Relativamente a 4), como qualquer vacina, os riscos associados à vacinação não poderão suplantar os benefícios da mesma para que esta possa ser recomendada. Então vejamos:
– O Advisory Committee on Immunization Practices (ACIP) analisou, de forma exaustiva, os casos de miocardite reportados nos EUA. Por cada milhão de doses de vacina de mRNA administrada dos 12-17 anos foram evitados cerca de 14.200 casos de covid-19, 398 hospitalizações, 109 admissões em cuidados intensivos e 3 mortes. O mesmo número de vacinados originou cerca de 65 casos de miocardite, quase sempre ligeira e resolvida com terapêutica sintomática.
– Apesar de por si só ser categórica, esta análise desvirtua uma outra realidade, que é a bem conhecida possibilidade de existência de casos de miocardite associados à infeção SARS-CoV2 nos adolescentes. E, neste caso, dados recentes demonstram que o risco de ter miocardite ou miopericardite devido à infeção SARS-CoV2 é cerca de seis vezes superior ao risco de ter miocardite pela vacinação.

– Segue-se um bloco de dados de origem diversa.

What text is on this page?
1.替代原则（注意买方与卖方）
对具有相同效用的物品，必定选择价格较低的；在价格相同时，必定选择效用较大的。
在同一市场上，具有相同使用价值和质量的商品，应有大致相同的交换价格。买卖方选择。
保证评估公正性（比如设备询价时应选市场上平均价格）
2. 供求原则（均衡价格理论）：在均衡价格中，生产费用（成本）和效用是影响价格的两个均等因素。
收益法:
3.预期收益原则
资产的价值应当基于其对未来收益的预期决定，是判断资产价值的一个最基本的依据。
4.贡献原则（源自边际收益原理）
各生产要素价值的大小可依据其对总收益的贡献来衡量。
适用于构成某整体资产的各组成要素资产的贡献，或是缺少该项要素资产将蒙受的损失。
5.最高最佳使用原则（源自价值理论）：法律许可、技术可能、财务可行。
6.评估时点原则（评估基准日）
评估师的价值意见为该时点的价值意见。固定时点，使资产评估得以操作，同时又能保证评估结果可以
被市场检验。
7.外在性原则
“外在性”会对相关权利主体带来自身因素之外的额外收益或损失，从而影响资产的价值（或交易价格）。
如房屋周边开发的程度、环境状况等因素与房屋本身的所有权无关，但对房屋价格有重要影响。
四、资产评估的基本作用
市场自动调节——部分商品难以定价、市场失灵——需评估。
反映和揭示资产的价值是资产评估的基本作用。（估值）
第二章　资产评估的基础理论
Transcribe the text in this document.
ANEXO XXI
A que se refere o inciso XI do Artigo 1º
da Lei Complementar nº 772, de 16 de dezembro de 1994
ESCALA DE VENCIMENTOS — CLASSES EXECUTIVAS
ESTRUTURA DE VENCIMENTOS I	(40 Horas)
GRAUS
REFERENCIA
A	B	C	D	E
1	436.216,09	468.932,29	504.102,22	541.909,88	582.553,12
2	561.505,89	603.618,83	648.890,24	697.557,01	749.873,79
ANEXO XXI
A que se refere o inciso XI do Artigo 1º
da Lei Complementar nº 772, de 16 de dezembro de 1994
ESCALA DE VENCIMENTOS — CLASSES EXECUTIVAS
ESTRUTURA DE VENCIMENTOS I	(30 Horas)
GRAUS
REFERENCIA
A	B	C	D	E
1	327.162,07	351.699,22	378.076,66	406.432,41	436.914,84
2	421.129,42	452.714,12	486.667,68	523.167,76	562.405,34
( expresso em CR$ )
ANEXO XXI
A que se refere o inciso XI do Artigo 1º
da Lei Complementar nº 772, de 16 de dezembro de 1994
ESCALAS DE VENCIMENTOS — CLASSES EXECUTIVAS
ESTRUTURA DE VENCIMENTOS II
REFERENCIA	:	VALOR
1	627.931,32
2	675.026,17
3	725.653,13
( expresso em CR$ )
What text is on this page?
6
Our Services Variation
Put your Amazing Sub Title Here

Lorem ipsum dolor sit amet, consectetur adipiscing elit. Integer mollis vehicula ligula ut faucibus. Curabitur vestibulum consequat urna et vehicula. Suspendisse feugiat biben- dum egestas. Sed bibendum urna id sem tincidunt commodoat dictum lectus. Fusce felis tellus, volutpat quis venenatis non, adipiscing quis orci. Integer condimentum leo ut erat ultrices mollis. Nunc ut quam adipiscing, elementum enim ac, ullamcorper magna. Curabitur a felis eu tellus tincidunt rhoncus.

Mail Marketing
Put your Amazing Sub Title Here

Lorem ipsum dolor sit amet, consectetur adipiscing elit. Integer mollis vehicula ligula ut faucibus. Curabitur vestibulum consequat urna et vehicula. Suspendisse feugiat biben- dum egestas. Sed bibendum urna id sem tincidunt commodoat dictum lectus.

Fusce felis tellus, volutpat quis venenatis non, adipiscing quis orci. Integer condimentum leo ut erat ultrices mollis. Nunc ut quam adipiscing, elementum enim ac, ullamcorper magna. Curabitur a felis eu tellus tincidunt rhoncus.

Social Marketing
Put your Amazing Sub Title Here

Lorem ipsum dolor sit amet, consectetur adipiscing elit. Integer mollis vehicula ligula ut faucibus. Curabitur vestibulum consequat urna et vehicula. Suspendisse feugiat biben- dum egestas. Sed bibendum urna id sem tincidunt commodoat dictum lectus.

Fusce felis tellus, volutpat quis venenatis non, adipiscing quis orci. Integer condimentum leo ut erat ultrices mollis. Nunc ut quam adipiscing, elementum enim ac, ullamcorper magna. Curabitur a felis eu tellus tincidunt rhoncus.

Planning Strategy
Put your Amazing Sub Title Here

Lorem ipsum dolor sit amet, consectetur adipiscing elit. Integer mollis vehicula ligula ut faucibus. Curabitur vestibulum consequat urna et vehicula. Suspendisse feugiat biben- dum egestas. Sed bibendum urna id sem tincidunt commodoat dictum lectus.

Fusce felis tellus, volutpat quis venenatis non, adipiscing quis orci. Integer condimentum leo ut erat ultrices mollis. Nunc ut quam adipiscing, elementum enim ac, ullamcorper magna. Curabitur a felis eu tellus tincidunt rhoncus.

Apesar de concordarmos com a necessidade de a luta contra a pandemia ser encarada de uma forma global e de existir uma distribuição mais equitativa das vacinas, o argumento apresentado em e) é, de certa forma, demagógico e populista, uma vez que, infelizmente, a visão idílica de partilha de vacinas pelo globo não existe.
Finalmente, apenas quem não viveu no dia a dia a explosão do número de casos de crianças com problemas psicológicos/psiquiátricos durante a pandemia pode desvalorizar a importância de proporcionar aos nossos adolescentes um crescimento o mais “normal” possível. Um crescimento onde ir fazer desporto, ir jantar fora ou a casa de amigos possa ser uma realidade. Um crescimento onde ir à escola, sem dezenas de interrupções e de isolamentos profiláticos, pelo terceiro ano letivo consecutivo, seja igualmente possível. Pela sua saúde mental, tão descurada em período de pandemia.
Por eles, mas também por todos nós, vacinemos os nossos adolescentes.